Loyd-Davies wrote in 1948 "It is still too early to give any statistics which will prove whether this method is effective in reducing local recurrence due to implantation."63 Sixty years later the value of rectal washout is still debated. Until prospective randomized controlled studies of sufficient power are performed, it is reasonable to adopt the position articulated by Byrne, "The cost and time to perform a washout is so low that we will continue to perform this technique until strong evidence suggests otherwise"92 and by Radice and Dozois "The potential value of the washout, its ease of execution and its very low cost would favor its routine use."93

 

Conclusions

Intestinal antiseptics can prevent postoperative infection. Maximal benefit can be achieved by eliminating fecal matter and applying an antiseptic that does not injure mucosa to the entire exposed luminal surface.

When operating for cancer, intraoperative rectal washout should employ a tumoricidal agent. The tumoricidal solution should not injure intestinal mucosa, and either a sufficient volume should be used, or the concentration and exposure time should be optimized. If rectal washout is performed with saline alone, a sufficient volume should be used.

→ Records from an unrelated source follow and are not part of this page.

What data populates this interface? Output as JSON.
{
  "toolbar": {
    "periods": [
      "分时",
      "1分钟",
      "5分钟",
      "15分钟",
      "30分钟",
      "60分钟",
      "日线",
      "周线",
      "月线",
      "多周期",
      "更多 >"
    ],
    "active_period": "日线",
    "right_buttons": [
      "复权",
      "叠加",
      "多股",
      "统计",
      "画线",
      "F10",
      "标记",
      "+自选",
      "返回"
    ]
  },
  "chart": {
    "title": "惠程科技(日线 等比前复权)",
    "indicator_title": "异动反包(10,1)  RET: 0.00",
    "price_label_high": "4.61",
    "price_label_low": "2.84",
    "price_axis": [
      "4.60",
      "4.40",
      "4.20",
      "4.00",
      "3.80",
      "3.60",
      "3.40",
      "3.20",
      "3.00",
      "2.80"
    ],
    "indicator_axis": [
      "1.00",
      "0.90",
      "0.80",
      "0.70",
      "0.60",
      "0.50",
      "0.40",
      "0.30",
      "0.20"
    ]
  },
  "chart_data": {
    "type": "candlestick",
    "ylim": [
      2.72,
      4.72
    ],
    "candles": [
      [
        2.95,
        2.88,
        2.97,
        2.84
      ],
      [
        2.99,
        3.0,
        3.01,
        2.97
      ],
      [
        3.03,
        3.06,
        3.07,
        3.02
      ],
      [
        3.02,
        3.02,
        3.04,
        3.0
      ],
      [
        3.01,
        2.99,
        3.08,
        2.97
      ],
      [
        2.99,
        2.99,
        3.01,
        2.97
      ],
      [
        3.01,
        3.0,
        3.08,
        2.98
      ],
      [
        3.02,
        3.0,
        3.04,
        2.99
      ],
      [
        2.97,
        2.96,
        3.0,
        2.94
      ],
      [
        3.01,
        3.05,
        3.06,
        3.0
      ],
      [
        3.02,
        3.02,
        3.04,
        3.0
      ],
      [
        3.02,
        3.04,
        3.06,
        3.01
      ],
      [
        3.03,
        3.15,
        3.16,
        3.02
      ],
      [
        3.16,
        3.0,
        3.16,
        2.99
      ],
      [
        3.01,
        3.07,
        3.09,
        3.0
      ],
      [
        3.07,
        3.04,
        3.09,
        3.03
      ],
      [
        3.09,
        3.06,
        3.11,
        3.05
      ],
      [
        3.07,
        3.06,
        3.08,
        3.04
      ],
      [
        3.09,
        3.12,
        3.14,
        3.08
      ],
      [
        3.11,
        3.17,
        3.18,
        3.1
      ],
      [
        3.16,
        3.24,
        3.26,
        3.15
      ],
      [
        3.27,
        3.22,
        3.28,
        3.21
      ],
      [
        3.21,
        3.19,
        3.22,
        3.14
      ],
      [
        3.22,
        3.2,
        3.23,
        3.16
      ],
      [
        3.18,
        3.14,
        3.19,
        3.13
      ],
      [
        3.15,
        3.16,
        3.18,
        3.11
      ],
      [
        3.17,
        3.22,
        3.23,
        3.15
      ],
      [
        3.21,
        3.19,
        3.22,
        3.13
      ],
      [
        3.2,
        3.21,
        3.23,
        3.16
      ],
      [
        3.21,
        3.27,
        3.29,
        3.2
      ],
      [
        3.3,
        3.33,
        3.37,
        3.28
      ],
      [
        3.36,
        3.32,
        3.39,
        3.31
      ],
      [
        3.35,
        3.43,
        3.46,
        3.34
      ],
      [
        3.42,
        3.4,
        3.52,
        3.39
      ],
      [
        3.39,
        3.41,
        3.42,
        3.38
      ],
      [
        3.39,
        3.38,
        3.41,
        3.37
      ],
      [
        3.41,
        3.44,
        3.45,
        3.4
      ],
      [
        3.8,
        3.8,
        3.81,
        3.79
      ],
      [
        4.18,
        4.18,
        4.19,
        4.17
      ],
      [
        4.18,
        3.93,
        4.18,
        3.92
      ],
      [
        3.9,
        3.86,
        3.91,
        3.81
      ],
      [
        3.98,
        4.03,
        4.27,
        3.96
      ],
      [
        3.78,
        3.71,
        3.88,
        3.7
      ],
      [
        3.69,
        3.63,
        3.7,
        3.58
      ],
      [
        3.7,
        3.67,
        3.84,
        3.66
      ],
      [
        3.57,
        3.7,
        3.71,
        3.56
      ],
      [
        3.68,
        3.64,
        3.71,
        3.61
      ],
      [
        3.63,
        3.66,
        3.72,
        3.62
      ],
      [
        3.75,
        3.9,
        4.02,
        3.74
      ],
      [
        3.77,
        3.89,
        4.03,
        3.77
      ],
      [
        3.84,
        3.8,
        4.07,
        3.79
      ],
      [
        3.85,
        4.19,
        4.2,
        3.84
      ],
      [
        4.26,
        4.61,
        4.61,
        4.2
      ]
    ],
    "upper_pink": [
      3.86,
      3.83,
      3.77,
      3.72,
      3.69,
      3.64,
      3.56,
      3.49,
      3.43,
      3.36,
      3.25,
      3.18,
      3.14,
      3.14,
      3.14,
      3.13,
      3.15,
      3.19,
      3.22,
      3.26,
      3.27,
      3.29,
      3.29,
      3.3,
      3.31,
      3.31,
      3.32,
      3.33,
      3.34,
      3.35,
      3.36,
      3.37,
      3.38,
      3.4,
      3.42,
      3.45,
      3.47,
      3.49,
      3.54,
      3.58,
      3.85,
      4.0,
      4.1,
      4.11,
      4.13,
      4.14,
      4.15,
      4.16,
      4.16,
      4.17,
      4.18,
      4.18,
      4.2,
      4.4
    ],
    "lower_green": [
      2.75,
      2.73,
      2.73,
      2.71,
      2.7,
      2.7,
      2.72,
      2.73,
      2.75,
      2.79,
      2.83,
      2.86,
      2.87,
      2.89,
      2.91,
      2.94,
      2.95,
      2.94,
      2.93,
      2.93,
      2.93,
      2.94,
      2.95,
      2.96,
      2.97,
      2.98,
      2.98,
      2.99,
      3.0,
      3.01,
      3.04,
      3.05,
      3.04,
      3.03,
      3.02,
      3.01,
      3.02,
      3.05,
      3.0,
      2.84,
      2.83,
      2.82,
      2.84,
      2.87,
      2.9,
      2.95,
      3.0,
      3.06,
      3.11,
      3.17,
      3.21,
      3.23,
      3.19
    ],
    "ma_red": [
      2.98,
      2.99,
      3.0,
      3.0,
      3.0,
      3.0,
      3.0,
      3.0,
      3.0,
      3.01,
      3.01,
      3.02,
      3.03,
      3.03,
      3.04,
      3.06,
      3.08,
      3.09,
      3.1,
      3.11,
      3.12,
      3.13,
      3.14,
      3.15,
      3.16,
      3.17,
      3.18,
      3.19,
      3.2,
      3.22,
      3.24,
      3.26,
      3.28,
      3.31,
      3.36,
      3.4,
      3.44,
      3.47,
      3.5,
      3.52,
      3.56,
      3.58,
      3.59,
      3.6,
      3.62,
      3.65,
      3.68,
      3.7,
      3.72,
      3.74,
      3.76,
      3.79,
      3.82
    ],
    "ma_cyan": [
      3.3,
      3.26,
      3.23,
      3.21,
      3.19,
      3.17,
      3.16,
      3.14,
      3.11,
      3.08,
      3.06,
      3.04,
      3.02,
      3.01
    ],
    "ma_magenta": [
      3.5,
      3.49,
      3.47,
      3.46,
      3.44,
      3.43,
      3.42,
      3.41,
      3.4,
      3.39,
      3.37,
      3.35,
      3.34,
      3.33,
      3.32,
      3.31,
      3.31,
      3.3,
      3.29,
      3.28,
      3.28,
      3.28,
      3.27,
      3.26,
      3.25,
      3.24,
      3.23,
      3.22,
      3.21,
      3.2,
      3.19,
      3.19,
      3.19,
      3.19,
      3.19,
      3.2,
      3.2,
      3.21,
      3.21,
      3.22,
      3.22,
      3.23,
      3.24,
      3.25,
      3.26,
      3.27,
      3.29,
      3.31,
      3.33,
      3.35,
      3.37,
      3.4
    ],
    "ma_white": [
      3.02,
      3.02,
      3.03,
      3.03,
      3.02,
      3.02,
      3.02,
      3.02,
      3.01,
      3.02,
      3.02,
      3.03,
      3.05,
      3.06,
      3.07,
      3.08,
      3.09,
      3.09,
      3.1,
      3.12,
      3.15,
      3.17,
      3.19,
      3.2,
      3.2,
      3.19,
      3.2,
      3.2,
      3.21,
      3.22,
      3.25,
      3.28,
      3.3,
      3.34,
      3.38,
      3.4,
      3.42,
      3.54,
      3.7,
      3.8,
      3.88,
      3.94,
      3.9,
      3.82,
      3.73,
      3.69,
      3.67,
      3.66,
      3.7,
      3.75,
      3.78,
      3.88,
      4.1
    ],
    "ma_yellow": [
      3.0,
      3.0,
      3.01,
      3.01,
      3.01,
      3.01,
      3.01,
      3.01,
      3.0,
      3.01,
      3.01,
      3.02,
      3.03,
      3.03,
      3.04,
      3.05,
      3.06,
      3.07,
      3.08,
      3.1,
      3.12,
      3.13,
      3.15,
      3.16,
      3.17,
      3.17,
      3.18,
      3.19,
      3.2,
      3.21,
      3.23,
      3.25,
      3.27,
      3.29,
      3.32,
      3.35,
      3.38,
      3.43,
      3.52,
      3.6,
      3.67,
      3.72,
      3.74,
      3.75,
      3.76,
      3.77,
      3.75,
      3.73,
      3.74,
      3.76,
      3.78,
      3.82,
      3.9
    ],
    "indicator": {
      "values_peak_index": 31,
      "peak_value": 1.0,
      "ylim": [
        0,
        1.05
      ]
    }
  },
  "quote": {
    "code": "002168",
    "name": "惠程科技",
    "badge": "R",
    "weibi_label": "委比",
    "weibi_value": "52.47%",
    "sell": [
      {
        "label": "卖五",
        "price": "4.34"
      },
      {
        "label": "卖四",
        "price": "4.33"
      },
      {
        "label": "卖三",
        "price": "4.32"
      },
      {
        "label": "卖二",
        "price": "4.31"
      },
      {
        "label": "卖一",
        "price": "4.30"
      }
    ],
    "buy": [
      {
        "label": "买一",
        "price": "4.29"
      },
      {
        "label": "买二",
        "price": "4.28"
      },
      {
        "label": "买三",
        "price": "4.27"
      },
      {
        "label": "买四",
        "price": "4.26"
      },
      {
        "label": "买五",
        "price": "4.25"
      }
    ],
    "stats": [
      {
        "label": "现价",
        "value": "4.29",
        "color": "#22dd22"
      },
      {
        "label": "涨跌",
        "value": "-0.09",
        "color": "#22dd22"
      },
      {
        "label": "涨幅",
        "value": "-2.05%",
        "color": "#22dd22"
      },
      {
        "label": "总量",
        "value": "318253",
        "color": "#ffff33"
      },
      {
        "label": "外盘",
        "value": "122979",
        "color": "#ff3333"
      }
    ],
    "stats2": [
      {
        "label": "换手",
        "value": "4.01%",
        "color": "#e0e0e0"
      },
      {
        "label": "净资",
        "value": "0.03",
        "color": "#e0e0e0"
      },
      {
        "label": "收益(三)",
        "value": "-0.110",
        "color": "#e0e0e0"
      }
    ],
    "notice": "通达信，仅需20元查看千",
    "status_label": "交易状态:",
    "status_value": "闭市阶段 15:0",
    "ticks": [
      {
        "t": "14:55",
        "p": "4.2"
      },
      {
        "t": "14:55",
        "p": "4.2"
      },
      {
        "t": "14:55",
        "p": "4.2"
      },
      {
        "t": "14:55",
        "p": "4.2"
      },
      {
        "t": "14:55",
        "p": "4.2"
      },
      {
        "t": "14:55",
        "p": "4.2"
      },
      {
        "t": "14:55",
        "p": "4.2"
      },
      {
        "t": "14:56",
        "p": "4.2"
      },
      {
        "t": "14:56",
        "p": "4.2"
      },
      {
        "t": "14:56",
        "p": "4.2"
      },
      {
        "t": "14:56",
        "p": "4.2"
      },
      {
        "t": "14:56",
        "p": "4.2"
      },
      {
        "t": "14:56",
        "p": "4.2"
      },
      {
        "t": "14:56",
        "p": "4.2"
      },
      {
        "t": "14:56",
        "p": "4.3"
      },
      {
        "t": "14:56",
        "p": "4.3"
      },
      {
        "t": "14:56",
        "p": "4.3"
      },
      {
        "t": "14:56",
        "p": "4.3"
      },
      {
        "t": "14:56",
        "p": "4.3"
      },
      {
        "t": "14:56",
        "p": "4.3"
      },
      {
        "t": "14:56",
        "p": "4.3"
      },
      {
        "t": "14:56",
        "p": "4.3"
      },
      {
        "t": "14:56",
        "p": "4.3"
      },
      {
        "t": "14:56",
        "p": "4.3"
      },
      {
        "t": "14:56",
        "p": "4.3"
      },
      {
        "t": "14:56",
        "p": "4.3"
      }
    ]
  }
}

There is compelling evidence that rectal washout with or without tumoricidal agents can reduce the rate of rectal cancer recurrence. Since the evidence supporting rectal washout is as strong as the evidence for other common measures to avoid tumor implantation, rectal washout should be employed when feasible, and no less frequently than these other measures in operations for distal sigmoid and rectal cancers, where manipulation of the tumor is unavoidable and the transection line is near the tumor.